1. Regular Group Convolution Recap
Recall that a standard (lifting) group convolution involves correlating an input image $f$ with a filter $k$ rotated by every possible angle $\theta \in G$:
$$ (k \star f)(x, \theta) = \int_{\mathbb{R}^2} k(\mathbf{R}_{-\theta}(\mathbf{y}-x)) f(\mathbf{y}) d\mathbf{y} $$In a standard implementation, we discretize the group (e.g., 8 orientations), rotate the kernel 8 times, and run 8 separate convolutions. This is computationally heavy and introduces interpolation artifacts.
2. The Steerable Trick
Instead of rotating the kernel pixels, we expand the kernel $k$ in our steerable basis $\Psi = (\psi_1, \dots, \psi_N)^T$ with weights $\mathbf{w}$:
$$ k(\mathbf{y}) = \sum_n w_n \psi_n(\mathbf{y}) = \mathbf{w}^T \Psi(\mathbf{y}) $$Because the basis is steerable, the rotated kernel is simply a linear combination of the same basis functions, but with steered weights:
$$ k_{\theta}(\mathbf{y}) = (\rho(\theta)\mathbf{w})^T \Psi(\mathbf{y}) $$3. The Algorithm: Implicit Rotation
We can now rewrite the group convolution operation by swapping the order of summation and integration:
$$ \begin{aligned} (k \star f)(x, \theta) &= \int (\rho(\theta)\mathbf{w})^T \Psi(\mathbf{y}-x) f(\mathbf{y}) d\mathbf{y} \\ &= (\rho(\theta)\mathbf{w})^T \left( \int \Psi(\mathbf{y}-x) f(\mathbf{y}) d\mathbf{y} \right) \\ &= \mathbf{w}_{\theta}^T (\Psi \star f)(x) \end{aligned} $$This gives us a highly efficient two-step algorithm:
- Basis Convolution: Convolve the input image $f$ with the basis functions $\Psi$. This produces a vector field of responses $\mathbf{F}(x)$.
- Steering (Query): To obtain the response for any rotation $\theta$, simply take the dot product of the steered weights $\mathbf{w}_\theta$ with the basis response $\mathbf{F}(x)$.
4. Vector Fields & Benefits
The intermediate result $\mathbf{F}(x)$ is a Vector Field (or Feature Field).
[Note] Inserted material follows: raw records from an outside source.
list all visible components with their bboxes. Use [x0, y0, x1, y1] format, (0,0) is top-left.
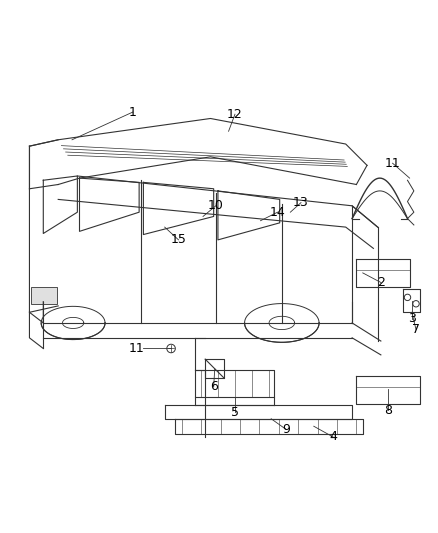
Text: 11: 11	[129, 342, 145, 355]
Text: 11: 11	[385, 157, 400, 169]
Text: 12: 12	[227, 108, 243, 120]
Text: 6: 6	[210, 381, 218, 393]
Text: 10: 10	[208, 199, 224, 212]
Text: 1: 1	[129, 106, 137, 118]
Text: 9: 9	[282, 423, 290, 436]
Text: 15: 15	[170, 233, 187, 246]
Text: 4: 4	[329, 430, 337, 443]
Text: 5: 5	[231, 406, 239, 419]
Text: 3: 3	[408, 312, 416, 325]
Text: 14: 14	[270, 206, 286, 219]
Text: 2: 2	[377, 276, 385, 289]
Text: 8: 8	[384, 404, 392, 417]
Bar	[31, 287, 57, 304]
Text: 7: 7	[412, 323, 420, 336]
Text: 13: 13	[293, 196, 309, 209]
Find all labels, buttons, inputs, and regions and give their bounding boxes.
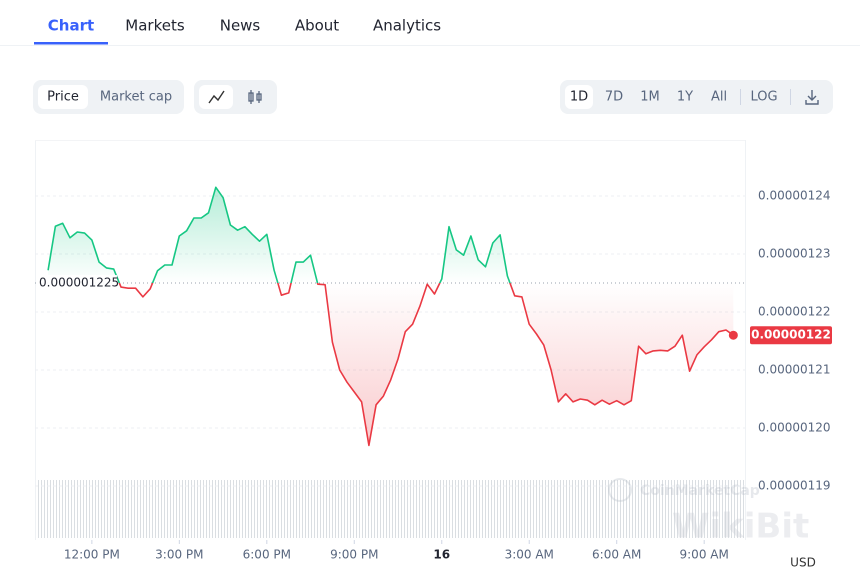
x-tick-label: 9:00 AM: [680, 548, 729, 562]
range-toggle: [560, 80, 833, 114]
y-unit: USD: [790, 556, 816, 570]
watermark-text: CoinMarketCap: [640, 483, 760, 499]
watermark: CoinMarketCap WikiBit: [608, 478, 809, 547]
line-icon: [208, 90, 225, 104]
y-tick-label: 0.00000120: [758, 421, 831, 435]
y-tick-label: 0.00000124: [758, 189, 831, 203]
price-tag-label: 0.00000122: [751, 328, 831, 342]
x-tick-label: 6:00 PM: [243, 548, 291, 562]
tab[interactable]: Analytics: [373, 17, 441, 35]
volume-bars: [35, 480, 745, 538]
x-tick-label: 3:00 PM: [155, 548, 203, 562]
price-line: [47, 186, 734, 447]
log-button[interactable]: LOG: [750, 90, 777, 105]
x-tick-label: 6:00 AM: [592, 548, 641, 562]
active-metric: [38, 85, 88, 109]
tab[interactable]: About: [295, 17, 339, 35]
x-tick-label: 16: [433, 548, 450, 562]
range-button[interactable]: All: [711, 90, 727, 105]
price-area: [48, 187, 734, 446]
x-tick-label: 3:00 AM: [505, 548, 554, 562]
range-button[interactable]: 1Y: [677, 90, 693, 105]
last-point: [728, 330, 738, 340]
range-button[interactable]: 1D: [570, 90, 588, 105]
tab[interactable]: Markets: [125, 17, 185, 35]
download-button[interactable]: [805, 90, 819, 105]
range-button[interactable]: 7D: [605, 90, 623, 105]
metric-button[interactable]: Price: [47, 90, 79, 105]
y-tick-label: 0.00000119: [758, 479, 831, 493]
watermark-text: WikiBit: [672, 507, 809, 547]
candle-icon[interactable]: [248, 90, 262, 104]
price-tag: [750, 326, 832, 345]
y-tick-label: 0.00000121: [758, 363, 831, 377]
line-chart-button[interactable]: [199, 85, 233, 109]
y-tick-label: 0.00000123: [758, 247, 831, 261]
tab[interactable]: News: [220, 17, 261, 35]
active-range: [565, 85, 593, 109]
baseline-label-bg: [37, 275, 117, 291]
metric-button[interactable]: Market cap: [100, 90, 172, 105]
x-tick-label: 12:00 PM: [64, 548, 120, 562]
x-tick-label: 9:00 PM: [330, 548, 378, 562]
y-tick-label: 0.00000122: [758, 305, 831, 319]
tab[interactable]: Chart: [48, 17, 94, 35]
baseline-label: 0.000001225: [39, 276, 119, 290]
active-tab-underline: [34, 42, 108, 45]
range-button[interactable]: 1M: [640, 90, 660, 105]
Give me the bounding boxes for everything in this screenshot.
It stores all the necessary information to reconstruct the response for any orientation. This approach has massive advantages:
- Exact Equivariance: Steering is analytical (multiplying by $\rho(\theta)$), so there are no interpolation errors.
- Continuous Groups: We are not limited to a grid of 4, 8, or 12 rotations. We can query the network response at any continuous angle.
- Memory Efficiency: We only store the basis responses, which is often much more compact than storing a full stack of rotated feature maps.